When you hear the word, “graduation,” what comes to mind? You probably immediately think of an awkward looking cap and a much too spacious gown. You might even hear “Pomp and Circumstance,” the famous graduation song start to play on repeat in your head.
While these iconic images, clothes, and songs have been emblazoned in our minds, most of your graduations probably didn’t involve a cap and gown. A few of them did, but certainly not all of them.
When you were successfully potty trained, you graduated! Congratulations!
When you received your driver’s license, you could have played pomp and circumstance as you took the keys.
When you moved out of your parent’s house for the first time, you graduated.
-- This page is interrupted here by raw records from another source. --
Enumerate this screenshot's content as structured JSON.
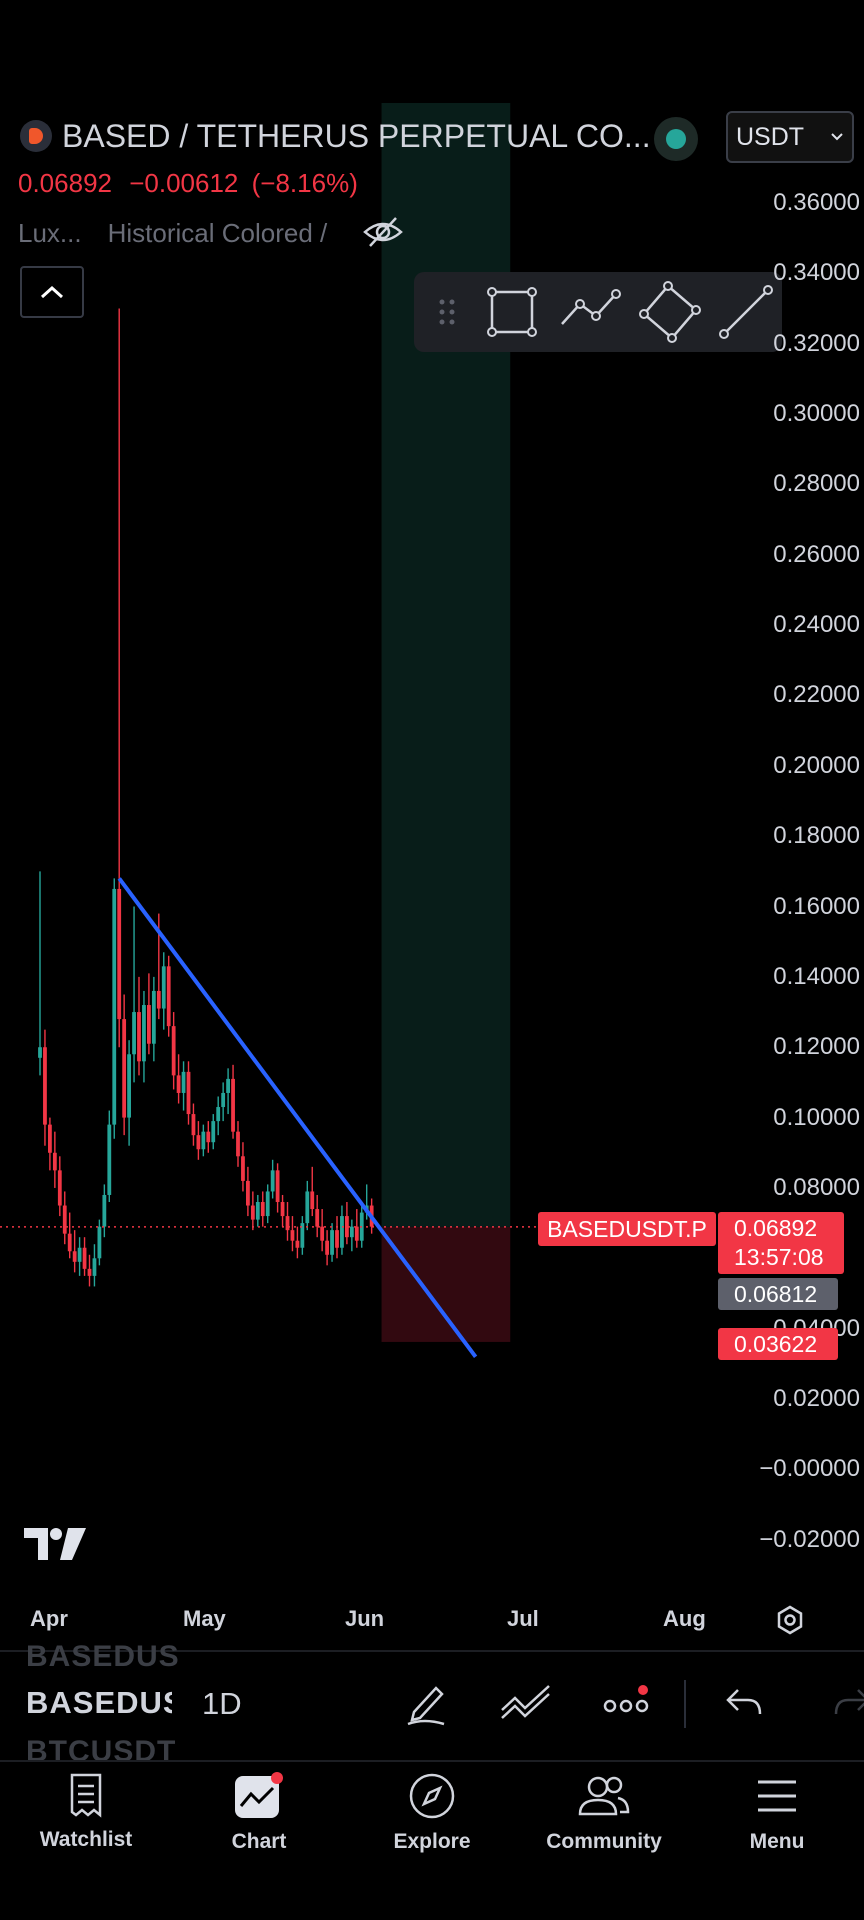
{
  "header": {
    "symbol_title": "BASED / TETHERUS PERPETUAL CO...",
    "currency": "USDT",
    "last_price": "0.06892",
    "change": "−0.00612",
    "change_pct": "(−8.16%)",
    "indicator_1": "Lux...",
    "indicator_2": "Historical Colored /"
  },
  "chart_data": {
    "type": "candlestick",
    "symbol": "BASEDUSDT.P",
    "interval": "1D",
    "x_axis_ticks": [
      "Apr",
      "May",
      "Jun",
      "Jul",
      "Aug"
    ],
    "y_axis_ticks": [
      "0.36000",
      "0.34000",
      "0.32000",
      "0.30000",
      "0.28000",
      "0.26000",
      "0.24000",
      "0.22000",
      "0.20000",
      "0.18000",
      "0.16000",
      "0.14000",
      "0.12000",
      "0.10000",
      "0.08000",
      "0.04000",
      "0.02000",
      "−0.00000",
      "−0.02000"
    ],
    "ylim": [
      -0.022,
      0.37
    ],
    "current_price": 0.06892,
    "candles": [
      {
        "o": 0.117,
        "h": 0.17,
        "l": 0.112,
        "c": 0.12
      },
      {
        "o": 0.12,
        "h": 0.125,
        "l": 0.092,
        "c": 0.098
      },
      {
        "o": 0.098,
        "h": 0.1,
        "l": 0.085,
        "c": 0.09
      },
      {
        "o": 0.09,
        "h": 0.096,
        "l": 0.08,
        "c": 0.085
      },
      {
        "o": 0.085,
        "h": 0.089,
        "l": 0.072,
        "c": 0.075
      },
      {
        "o": 0.075,
        "h": 0.079,
        "l": 0.064,
        "c": 0.067
      },
      {
        "o": 0.067,
        "h": 0.073,
        "l": 0.06,
        "c": 0.062
      },
      {
        "o": 0.062,
        "h": 0.068,
        "l": 0.056,
        "c": 0.059
      },
      {
        "o": 0.059,
        "h": 0.066,
        "l": 0.055,
        "c": 0.063
      },
      {
        "o": 0.063,
        "h": 0.066,
        "l": 0.055,
        "c": 0.057
      },
      {
        "o": 0.057,
        "h": 0.061,
        "l": 0.052,
        "c": 0.055
      },
      {
        "o": 0.055,
        "h": 0.064,
        "l": 0.052,
        "c": 0.06
      },
      {
        "o": 0.06,
        "h": 0.071,
        "l": 0.058,
        "c": 0.069
      },
      {
        "o": 0.069,
        "h": 0.081,
        "l": 0.066,
        "c": 0.078
      },
      {
        "o": 0.078,
        "h": 0.102,
        "l": 0.076,
        "c": 0.098
      },
      {
        "o": 0.098,
        "h": 0.168,
        "l": 0.094,
        "c": 0.165
      },
      {
        "o": 0.165,
        "h": 0.33,
        "l": 0.12,
        "c": 0.128
      },
      {
        "o": 0.128,
        "h": 0.135,
        "l": 0.095,
        "c": 0.1
      },
      {
        "o": 0.1,
        "h": 0.122,
        "l": 0.092,
        "c": 0.118
      },
      {
        "o": 0.118,
        "h": 0.16,
        "l": 0.11,
        "c": 0.13
      },
      {
        "o": 0.13,
        "h": 0.14,
        "l": 0.112,
        "c": 0.116
      },
      {
        "o": 0.116,
        "h": 0.136,
        "l": 0.11,
        "c": 0.132
      },
      {
        "o": 0.132,
        "h": 0.141,
        "l": 0.118,
        "c": 0.121
      },
      {
        "o": 0.121,
        "h": 0.14,
        "l": 0.116,
        "c": 0.136
      },
      {
        "o": 0.136,
        "h": 0.158,
        "l": 0.128,
        "c": 0.131
      },
      {
        "o": 0.131,
        "h": 0.147,
        "l": 0.125,
        "c": 0.143
      },
      {
        "o": 0.143,
        "h": 0.146,
        "l": 0.123,
        "c": 0.126
      },
      {
        "o": 0.126,
        "h": 0.13,
        "l": 0.108,
        "c": 0.112
      },
      {
        "o": 0.112,
        "h": 0.118,
        "l": 0.104,
        "c": 0.107
      },
      {
        "o": 0.107,
        "h": 0.116,
        "l": 0.102,
        "c": 0.113
      },
      {
        "o": 0.113,
        "h": 0.116,
        "l": 0.098,
        "c": 0.101
      },
      {
        "o": 0.101,
        "h": 0.104,
        "l": 0.092,
        "c": 0.095
      },
      {
        "o": 0.095,
        "h": 0.099,
        "l": 0.088,
        "c": 0.091
      },
      {
        "o": 0.091,
        "h": 0.098,
        "l": 0.089,
        "c": 0.096
      },
      {
        "o": 0.096,
        "h": 0.099,
        "l": 0.09,
        "c": 0.093
      },
      {
        "o": 0.093,
        "h": 0.101,
        "l": 0.091,
        "c": 0.099
      },
      {
        "o": 0.099,
        "h": 0.106,
        "l": 0.095,
        "c": 0.103
      },
      {
        "o": 0.103,
        "h": 0.11,
        "l": 0.099,
        "c": 0.107
      },
      {
        "o": 0.107,
        "h": 0.114,
        "l": 0.101,
        "c": 0.111
      },
      {
        "o": 0.111,
        "h": 0.115,
        "l": 0.094,
        "c": 0.096
      },
      {
        "o": 0.096,
        "h": 0.099,
        "l": 0.086,
        "c": 0.089
      },
      {
        "o": 0.089,
        "h": 0.093,
        "l": 0.079,
        "c": 0.082
      },
      {
        "o": 0.082,
        "h": 0.086,
        "l": 0.072,
        "c": 0.075
      },
      {
        "o": 0.075,
        "h": 0.079,
        "l": 0.068,
        "c": 0.071
      },
      {
        "o": 0.071,
        "h": 0.078,
        "l": 0.069,
        "c": 0.076
      },
      {
        "o": 0.076,
        "h": 0.079,
        "l": 0.069,
        "c": 0.072
      },
      {
        "o": 0.072,
        "h": 0.081,
        "l": 0.07,
        "c": 0.079
      },
      {
        "o": 0.079,
        "h": 0.088,
        "l": 0.077,
        "c": 0.085
      },
      {
        "o": 0.085,
        "h": 0.087,
        "l": 0.073,
        "c": 0.076
      },
      {
        "o": 0.076,
        "h": 0.078,
        "l": 0.069,
        "c": 0.072
      },
      {
        "o": 0.072,
        "h": 0.076,
        "l": 0.065,
        "c": 0.068
      },
      {
        "o": 0.068,
        "h": 0.072,
        "l": 0.062,
        "c": 0.065
      },
      {
        "o": 0.065,
        "h": 0.069,
        "l": 0.06,
        "c": 0.063
      },
      {
        "o": 0.063,
        "h": 0.072,
        "l": 0.061,
        "c": 0.07
      },
      {
        "o": 0.07,
        "h": 0.082,
        "l": 0.068,
        "c": 0.079
      },
      {
        "o": 0.079,
        "h": 0.086,
        "l": 0.072,
        "c": 0.074
      },
      {
        "o": 0.074,
        "h": 0.078,
        "l": 0.066,
        "c": 0.069
      },
      {
        "o": 0.069,
        "h": 0.074,
        "l": 0.062,
        "c": 0.065
      },
      {
        "o": 0.065,
        "h": 0.068,
        "l": 0.058,
        "c": 0.061
      },
      {
        "o": 0.061,
        "h": 0.07,
        "l": 0.059,
        "c": 0.068
      },
      {
        "o": 0.068,
        "h": 0.072,
        "l": 0.06,
        "c": 0.063
      },
      {
        "o": 0.063,
        "h": 0.075,
        "l": 0.061,
        "c": 0.072
      },
      {
        "o": 0.072,
        "h": 0.076,
        "l": 0.064,
        "c": 0.066
      },
      {
        "o": 0.066,
        "h": 0.071,
        "l": 0.062,
        "c": 0.069
      },
      {
        "o": 0.069,
        "h": 0.074,
        "l": 0.063,
        "c": 0.065
      },
      {
        "o": 0.065,
        "h": 0.076,
        "l": 0.063,
        "c": 0.073
      },
      {
        "o": 0.073,
        "h": 0.081,
        "l": 0.071,
        "c": 0.075
      },
      {
        "o": 0.075,
        "h": 0.077,
        "l": 0.067,
        "c": 0.069
      }
    ],
    "trendline": {
      "from": {
        "index": 16,
        "price": 0.168
      },
      "to": {
        "index": 88,
        "price": 0.032
      }
    },
    "position": {
      "entry": 0.06892,
      "target": 0.36,
      "stop": 0.03622,
      "start_index": 69,
      "end_index": 95
    }
  },
  "price_badges": {
    "symbol_label": "BASEDUSDT.P",
    "price": "0.06892",
    "countdown": "13:57:08",
    "grey_price": "0.06812",
    "stop_price": "0.03622"
  },
  "drawing_toolbar": {
    "tools": [
      "rectangle-icon",
      "path-icon",
      "parallel-channel-icon",
      "trend-line-icon"
    ]
  },
  "bottom_bar": {
    "ghost_top": "BASEDUS",
    "symbol": "BASEDUSDT.P",
    "interval": "1D",
    "ghost_bottom": "BTCUSDT"
  },
  "nav": {
    "items": [
      {
        "label": "Watchlist",
        "icon": "watchlist-icon"
      },
      {
        "label": "Chart",
        "icon": "chart-icon"
      },
      {
        "label": "Explore",
        "icon": "compass-icon"
      },
      {
        "label": "Community",
        "icon": "community-icon"
      },
      {
        "label": "Menu",
        "icon": "menu-icon"
      }
    ]
  },
  "colors": {
    "up": "#26a69a",
    "down": "#f23645",
    "trendline": "#2962ff",
    "background": "#000000"
  }
}
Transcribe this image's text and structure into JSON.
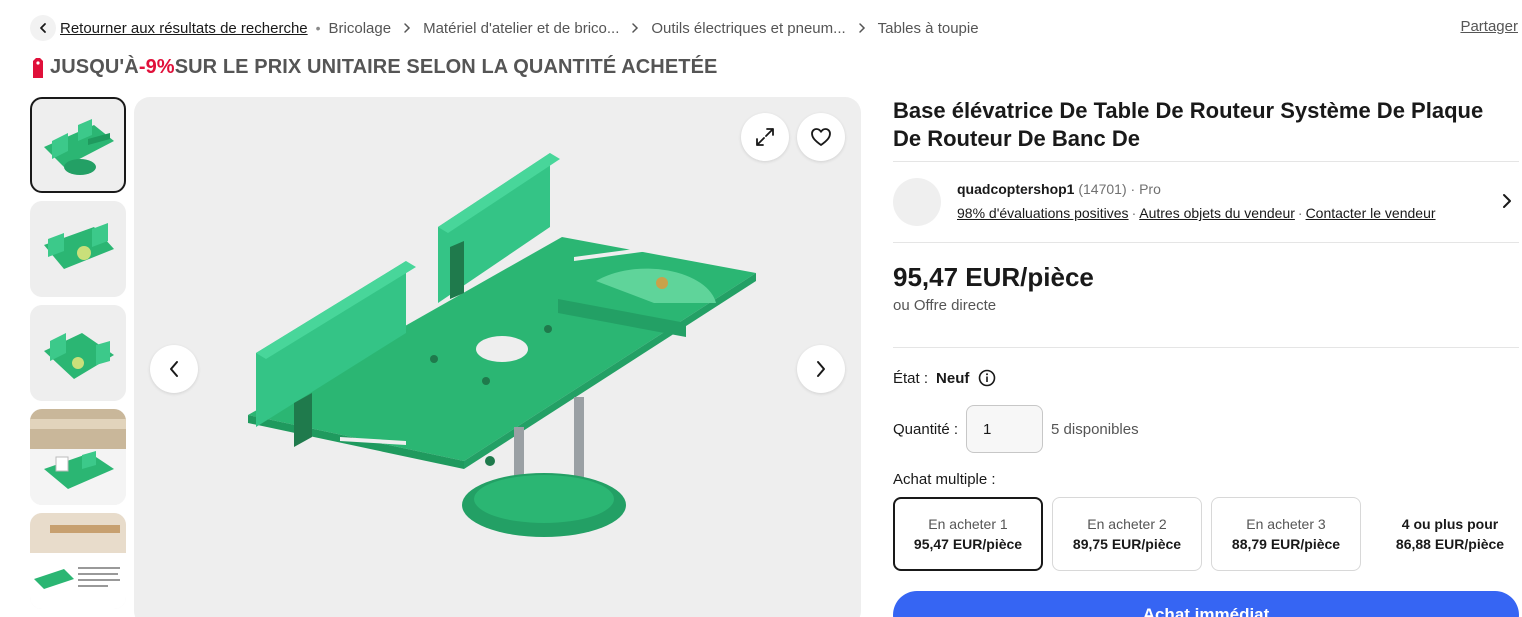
{
  "breadcrumb": {
    "back": "Retourner aux résultats de recherche",
    "items": [
      "Bricolage",
      "Matériel d'atelier et de brico...",
      "Outils électriques et pneum...",
      "Tables à toupie"
    ]
  },
  "share": "Partager",
  "promo": {
    "prefix": "JUSQU'À ",
    "percent": "-9%",
    "suffix": " SUR LE PRIX UNITAIRE SELON LA QUANTITÉ ACHETÉE",
    "accent_color": "#e0103a"
  },
  "gallery": {
    "thumbnail_count": 5,
    "active_index": 0
  },
  "product": {
    "title": "Base élévatrice De Table De Routeur Système De Plaque De Routeur De Banc De"
  },
  "seller": {
    "name": "quadcoptershop1",
    "feedback_count": "(14701)",
    "type": "· Pro",
    "positive": "98% d'évaluations positives",
    "other_items": "Autres objets du vendeur",
    "contact": "Contacter le vendeur"
  },
  "price": {
    "main": "95,47 EUR/pièce",
    "offer": "ou Offre directe"
  },
  "condition": {
    "label": "État :",
    "value": "Neuf"
  },
  "quantity": {
    "label": "Quantité :",
    "value": "1",
    "available": "5 disponibles"
  },
  "multi_buy": {
    "label": "Achat multiple :",
    "tiers": [
      {
        "label": "En acheter 1",
        "price": "95,47 EUR/pièce"
      },
      {
        "label": "En acheter 2",
        "price": "89,75 EUR/pièce"
      },
      {
        "label": "En acheter 3",
        "price": "88,79 EUR/pièce"
      },
      {
        "label": "4 ou plus pour",
        "price": "86,88 EUR/pièce"
      }
    ]
  },
  "buy_now": "Achat immédiat",
  "colors": {
    "primary_blue": "#3665f3",
    "product_green": "#2bb673"
  }
}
And, when you moved out of your parent’s house for the second time, that still counts too. The same could be said for getting married, having a kid, starting that first big job, or something else.
The 6 Stages of Graduation
A graduation is a celebratory moment for a big accomplishment. And so, whether you are donning the cap and gown this season, chances are you are either approaching a graduation or had one in the not too distant past. If you’re like me, you have probably experienced a variety of feelings throughout the graduation process. In fact, from the time a graduation date is set to the time after all the celebrating is done, I tend to go through a similar process. I like to call them the six stages of graduation.
Stage 1: The Excitement Stage
Ahh, the end is near. The wedding date has been set, or the graduation ceremony is on the calendar. Or, it seems like a transition is imminent – a job offer has been accepted. This is a fun time. We start to dream a lot about what could be.
Stage 2: The Frustration Stage
Not long after the high of the excitement stage, along comes a sad realization: the end is near…but not nearly soon enough. Which means, frustration! We start to lose interest in what is currently going on. Why can’t change come sooner?
Stage 3: The Panic Stage
At some pivotal moment, we move from frustration to panic. It could be six weeks before the big moment, or it could be six days (even six hours), but in an instance what seemed like an eternity away now seems just around the corner. The end is near… and there’s still a lot left to be done! Final grades are due and still a lot of assignments to turn in. The baby is coming, and the house is not nearly baby-proof enough.
Stage 4: The Relief Stage OR The Letdown Stage
The big moment is here! The music is playing, or the moving trucks are leaving, or the minister says, “I now pronounce you man and wife!” And, like any key moment, there are typically two outcomes: relief (if it matched our expectations) or letdown (if it didn’t go well or simply wasn’t as awesome or life-changing as we expected).
Stage 5: The Imbalance Stage
The music has stopped. The guests have left. The boxes are left in your house after the big move. You’re sitting at the desk of a new job. You have arrived… and, let’s face it, things are a bit awkward. You’re not exactly sure what to do now. In your more honest moments, you might even wish to go back to life as it was before the big transition.
Stage 6: The New Normal Stage
Thankfully, the imbalance stage doesn’t last forever. We evolve to our new normal – we develop rhythms and habits that fit in our changed environment. And, in a little while, we start the process again and look ahead to another “graduation” on the road ahead.
If you find yourself in one of these stages right now, it can be tempting to focus only on the event, ceremony, or transitional moment itself. But, the depth of your character is not based on any degree or one moment; it is built each stage at a time where we react to excitement, frustration, panic, relief or letdown, and change. The process is much more valuable than any one moment.
The process is much more valuable than any one moment.Tweet
A ceremony in and of itself doesn’t really change you. My marriage ceremony is where I made my vows; being married is what shaped me. Graduating college gave me a piece of paper; going to college shaped my character.
So, when the big moment arrives, celebrate big! But, keep going – there’s more graduating and developing to be done.